Despite most of that boat’s participants being from Florida Fish and Wildlife Conservation Commission’s dive team, Toth’s volunteers got genuinely excited about corals – something that demonstrated the true impact of Coralpalooza to her.

A Global Celebration for Coral Reefs
The excitement that day wasn’t unique to our boats. It unfolded across the Florida Keys and far beyond, in dozens of global Coralpalooza events. This year, 190 volunteer divers and snorkelers from Key Largo to Key West worked over 500 hours underwater cleaning 100 coral trees across three nurseries. On land, nearly 1500 more people participated in educational and outreach activities, including kickoff events at Zoo Miami, Key Largo’s Caribbean Club, Key West’s Southernmost Point and the Key West Aquarium.
Around the world, 20 organizations hosted their own celebrations, each finding a different way to connect people with the reefs in their own backyards. From Indonesia to Australia, Saudi Arabia to the Seychelles, groups hosted clean ups, installed coral shade structures, ran week-long education sessions and outplanted coral and sponge outplantings. “Given the diversity of the work of these different groups, how they celebrated was unique to them – so long as it celebrated our coral reefs and brought awareness to restoration work,” Boonstra said.

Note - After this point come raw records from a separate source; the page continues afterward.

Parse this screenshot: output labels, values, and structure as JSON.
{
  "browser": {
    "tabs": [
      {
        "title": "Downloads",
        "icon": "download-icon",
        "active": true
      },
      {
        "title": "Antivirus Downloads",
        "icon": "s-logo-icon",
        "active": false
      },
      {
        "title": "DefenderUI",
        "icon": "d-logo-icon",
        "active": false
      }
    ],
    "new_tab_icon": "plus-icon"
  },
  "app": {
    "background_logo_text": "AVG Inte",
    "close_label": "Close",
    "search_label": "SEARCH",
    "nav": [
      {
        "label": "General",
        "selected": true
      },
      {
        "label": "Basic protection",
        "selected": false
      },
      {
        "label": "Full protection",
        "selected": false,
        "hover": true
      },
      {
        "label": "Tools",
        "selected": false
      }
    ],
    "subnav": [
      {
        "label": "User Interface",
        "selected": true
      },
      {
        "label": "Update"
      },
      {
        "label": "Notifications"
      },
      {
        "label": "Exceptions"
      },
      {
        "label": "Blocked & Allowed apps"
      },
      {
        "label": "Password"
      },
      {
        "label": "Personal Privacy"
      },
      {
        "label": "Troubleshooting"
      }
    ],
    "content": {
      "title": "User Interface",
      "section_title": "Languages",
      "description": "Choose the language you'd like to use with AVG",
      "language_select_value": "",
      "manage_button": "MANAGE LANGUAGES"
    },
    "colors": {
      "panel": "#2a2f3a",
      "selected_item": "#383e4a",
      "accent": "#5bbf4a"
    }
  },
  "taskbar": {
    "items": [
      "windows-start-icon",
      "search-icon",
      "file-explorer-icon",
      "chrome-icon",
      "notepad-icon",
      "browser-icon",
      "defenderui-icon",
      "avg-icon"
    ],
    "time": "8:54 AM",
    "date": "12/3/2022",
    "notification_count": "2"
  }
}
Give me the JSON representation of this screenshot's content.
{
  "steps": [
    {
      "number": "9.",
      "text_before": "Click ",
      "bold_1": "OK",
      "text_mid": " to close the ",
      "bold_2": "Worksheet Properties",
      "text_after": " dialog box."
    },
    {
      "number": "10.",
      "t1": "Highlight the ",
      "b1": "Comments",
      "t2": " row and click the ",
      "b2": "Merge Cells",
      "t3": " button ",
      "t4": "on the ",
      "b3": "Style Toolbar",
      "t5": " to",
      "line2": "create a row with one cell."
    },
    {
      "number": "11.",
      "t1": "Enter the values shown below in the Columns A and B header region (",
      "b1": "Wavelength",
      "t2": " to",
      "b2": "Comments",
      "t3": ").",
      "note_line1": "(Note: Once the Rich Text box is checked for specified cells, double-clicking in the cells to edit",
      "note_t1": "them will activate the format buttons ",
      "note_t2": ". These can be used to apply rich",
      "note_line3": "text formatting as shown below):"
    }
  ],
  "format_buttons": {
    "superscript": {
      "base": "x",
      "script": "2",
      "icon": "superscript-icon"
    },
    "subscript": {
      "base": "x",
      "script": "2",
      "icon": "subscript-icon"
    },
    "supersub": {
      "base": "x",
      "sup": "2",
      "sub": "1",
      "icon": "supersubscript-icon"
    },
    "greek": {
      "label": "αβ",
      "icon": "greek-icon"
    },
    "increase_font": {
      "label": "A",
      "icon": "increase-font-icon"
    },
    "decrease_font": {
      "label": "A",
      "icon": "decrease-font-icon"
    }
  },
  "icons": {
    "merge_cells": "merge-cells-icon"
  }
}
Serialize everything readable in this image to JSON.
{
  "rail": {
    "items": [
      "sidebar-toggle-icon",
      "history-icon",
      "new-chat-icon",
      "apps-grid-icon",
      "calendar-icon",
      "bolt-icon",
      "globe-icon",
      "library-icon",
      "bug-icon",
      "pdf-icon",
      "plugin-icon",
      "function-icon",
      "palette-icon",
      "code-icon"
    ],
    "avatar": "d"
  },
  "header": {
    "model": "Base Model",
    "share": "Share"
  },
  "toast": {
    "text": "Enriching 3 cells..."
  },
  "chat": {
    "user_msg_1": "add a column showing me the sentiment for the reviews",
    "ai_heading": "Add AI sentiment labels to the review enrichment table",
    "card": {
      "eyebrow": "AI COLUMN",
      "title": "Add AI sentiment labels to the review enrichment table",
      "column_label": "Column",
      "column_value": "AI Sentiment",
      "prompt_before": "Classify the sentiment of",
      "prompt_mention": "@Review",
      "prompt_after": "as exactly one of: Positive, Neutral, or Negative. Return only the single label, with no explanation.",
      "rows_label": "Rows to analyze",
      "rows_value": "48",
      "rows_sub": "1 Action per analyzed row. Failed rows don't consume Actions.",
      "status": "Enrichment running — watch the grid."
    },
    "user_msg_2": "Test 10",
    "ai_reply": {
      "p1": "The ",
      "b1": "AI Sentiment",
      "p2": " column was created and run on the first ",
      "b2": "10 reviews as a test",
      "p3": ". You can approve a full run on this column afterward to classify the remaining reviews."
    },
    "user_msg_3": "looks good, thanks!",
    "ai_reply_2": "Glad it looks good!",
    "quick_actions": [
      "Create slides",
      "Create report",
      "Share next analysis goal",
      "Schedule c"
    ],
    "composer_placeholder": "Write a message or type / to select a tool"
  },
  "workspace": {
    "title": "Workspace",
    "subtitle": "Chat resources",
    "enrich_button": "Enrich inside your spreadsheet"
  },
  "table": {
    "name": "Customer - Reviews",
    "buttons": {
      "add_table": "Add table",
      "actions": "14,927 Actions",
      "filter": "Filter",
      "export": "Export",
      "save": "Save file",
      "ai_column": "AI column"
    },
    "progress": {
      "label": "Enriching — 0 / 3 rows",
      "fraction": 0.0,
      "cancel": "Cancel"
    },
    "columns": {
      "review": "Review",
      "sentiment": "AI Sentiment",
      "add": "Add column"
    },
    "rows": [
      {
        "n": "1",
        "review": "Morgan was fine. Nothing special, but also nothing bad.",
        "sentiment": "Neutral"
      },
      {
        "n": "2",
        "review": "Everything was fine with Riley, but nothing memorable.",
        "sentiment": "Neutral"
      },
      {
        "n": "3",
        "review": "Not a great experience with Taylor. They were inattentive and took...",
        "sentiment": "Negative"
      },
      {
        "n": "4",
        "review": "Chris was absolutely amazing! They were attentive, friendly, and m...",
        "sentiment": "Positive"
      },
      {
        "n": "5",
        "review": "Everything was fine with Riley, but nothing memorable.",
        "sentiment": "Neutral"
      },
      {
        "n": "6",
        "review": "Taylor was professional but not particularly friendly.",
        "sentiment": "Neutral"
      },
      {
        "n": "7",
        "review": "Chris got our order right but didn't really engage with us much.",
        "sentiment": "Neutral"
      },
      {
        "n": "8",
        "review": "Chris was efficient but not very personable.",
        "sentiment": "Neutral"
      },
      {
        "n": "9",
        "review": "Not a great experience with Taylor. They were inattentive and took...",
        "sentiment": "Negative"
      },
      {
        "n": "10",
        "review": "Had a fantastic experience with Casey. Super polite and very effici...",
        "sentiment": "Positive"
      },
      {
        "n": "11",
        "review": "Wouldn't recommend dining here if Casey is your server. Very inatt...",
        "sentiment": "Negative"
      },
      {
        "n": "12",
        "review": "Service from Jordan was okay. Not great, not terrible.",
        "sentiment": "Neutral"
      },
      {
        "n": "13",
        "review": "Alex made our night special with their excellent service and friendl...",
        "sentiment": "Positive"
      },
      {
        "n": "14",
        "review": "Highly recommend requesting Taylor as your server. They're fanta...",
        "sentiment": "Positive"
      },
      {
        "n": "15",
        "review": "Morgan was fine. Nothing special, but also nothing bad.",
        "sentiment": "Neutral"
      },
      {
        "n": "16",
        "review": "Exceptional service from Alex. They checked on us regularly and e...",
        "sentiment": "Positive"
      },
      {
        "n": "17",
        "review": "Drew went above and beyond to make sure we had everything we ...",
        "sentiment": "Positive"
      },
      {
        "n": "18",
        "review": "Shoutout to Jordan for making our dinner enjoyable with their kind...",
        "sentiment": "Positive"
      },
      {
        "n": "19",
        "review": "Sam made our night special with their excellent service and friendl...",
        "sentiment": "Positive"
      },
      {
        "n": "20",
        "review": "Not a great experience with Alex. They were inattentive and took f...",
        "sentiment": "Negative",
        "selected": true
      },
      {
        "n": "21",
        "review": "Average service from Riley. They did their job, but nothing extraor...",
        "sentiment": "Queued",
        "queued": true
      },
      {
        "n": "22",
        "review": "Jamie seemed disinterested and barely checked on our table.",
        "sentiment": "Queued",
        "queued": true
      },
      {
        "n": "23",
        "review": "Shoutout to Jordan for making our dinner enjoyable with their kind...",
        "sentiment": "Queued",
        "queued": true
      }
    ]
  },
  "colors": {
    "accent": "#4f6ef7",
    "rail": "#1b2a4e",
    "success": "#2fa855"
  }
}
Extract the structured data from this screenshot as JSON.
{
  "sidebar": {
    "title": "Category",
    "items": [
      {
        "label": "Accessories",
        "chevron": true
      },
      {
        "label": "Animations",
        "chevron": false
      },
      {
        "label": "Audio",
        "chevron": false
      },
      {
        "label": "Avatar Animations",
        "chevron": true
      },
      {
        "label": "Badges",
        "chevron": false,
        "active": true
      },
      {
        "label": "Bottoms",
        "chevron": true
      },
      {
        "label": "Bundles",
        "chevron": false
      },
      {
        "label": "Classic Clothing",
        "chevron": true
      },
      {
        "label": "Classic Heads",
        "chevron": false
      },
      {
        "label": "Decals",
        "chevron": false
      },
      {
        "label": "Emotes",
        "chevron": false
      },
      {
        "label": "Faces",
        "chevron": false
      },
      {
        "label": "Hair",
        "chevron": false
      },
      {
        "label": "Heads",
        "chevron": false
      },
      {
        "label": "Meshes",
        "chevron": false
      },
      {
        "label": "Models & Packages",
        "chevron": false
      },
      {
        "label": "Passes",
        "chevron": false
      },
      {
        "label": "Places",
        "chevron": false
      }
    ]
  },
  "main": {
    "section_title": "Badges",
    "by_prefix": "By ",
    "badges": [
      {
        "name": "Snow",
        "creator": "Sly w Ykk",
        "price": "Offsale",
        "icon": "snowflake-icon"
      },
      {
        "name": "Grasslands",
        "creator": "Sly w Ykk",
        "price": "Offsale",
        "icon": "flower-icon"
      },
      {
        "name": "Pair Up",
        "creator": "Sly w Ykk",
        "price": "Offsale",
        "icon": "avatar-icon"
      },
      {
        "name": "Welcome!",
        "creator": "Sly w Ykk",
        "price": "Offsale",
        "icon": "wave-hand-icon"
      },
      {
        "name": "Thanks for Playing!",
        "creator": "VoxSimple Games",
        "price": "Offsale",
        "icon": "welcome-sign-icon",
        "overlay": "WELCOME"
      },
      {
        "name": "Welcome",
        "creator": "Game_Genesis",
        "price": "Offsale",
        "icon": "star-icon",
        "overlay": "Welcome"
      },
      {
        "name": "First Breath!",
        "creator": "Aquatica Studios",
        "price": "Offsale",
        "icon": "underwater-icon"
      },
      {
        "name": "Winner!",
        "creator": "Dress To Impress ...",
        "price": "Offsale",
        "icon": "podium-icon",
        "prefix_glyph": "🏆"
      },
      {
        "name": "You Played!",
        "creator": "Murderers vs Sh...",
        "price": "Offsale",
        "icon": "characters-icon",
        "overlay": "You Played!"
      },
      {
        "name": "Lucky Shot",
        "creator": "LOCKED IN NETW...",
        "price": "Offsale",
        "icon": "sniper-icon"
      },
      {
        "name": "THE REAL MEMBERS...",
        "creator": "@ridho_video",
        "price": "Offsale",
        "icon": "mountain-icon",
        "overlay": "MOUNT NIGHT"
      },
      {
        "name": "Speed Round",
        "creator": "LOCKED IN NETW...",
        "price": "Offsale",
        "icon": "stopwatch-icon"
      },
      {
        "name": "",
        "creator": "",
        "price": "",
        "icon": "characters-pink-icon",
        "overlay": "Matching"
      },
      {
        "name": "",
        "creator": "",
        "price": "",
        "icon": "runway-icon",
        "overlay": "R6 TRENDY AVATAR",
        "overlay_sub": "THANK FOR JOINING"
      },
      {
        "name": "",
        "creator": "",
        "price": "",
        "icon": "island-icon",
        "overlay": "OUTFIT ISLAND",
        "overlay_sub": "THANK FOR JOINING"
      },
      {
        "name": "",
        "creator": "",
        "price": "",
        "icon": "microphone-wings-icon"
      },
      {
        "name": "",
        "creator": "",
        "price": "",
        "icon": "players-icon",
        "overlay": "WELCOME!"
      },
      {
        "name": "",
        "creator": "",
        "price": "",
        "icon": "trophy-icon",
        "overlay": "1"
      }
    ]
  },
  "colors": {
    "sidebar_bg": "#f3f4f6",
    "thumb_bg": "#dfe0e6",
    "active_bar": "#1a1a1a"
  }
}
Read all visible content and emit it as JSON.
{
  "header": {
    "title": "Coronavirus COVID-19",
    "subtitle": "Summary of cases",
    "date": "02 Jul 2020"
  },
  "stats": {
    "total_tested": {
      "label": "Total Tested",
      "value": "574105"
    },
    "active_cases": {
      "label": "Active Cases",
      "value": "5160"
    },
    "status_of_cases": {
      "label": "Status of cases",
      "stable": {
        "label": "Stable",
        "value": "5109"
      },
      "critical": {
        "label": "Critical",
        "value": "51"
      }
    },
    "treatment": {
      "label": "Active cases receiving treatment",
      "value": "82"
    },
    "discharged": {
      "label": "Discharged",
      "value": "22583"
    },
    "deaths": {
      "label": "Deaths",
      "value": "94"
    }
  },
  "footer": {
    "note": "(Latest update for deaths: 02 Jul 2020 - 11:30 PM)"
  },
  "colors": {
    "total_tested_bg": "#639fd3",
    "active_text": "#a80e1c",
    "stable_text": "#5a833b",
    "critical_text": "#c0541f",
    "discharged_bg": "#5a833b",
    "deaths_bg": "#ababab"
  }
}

This global groundswell of awe and action continues to grow; and to be a part of something so unique and universal feeling empowered me and the other Coralpalooza divers to become part of the story.
I surfaced from this year’s Coralpalooza reminded of the same lesson that changed my life eight years ago: conservation isn’t built by extraordinary people. It’s built by ordinary people who decide to care, and then who do something about it.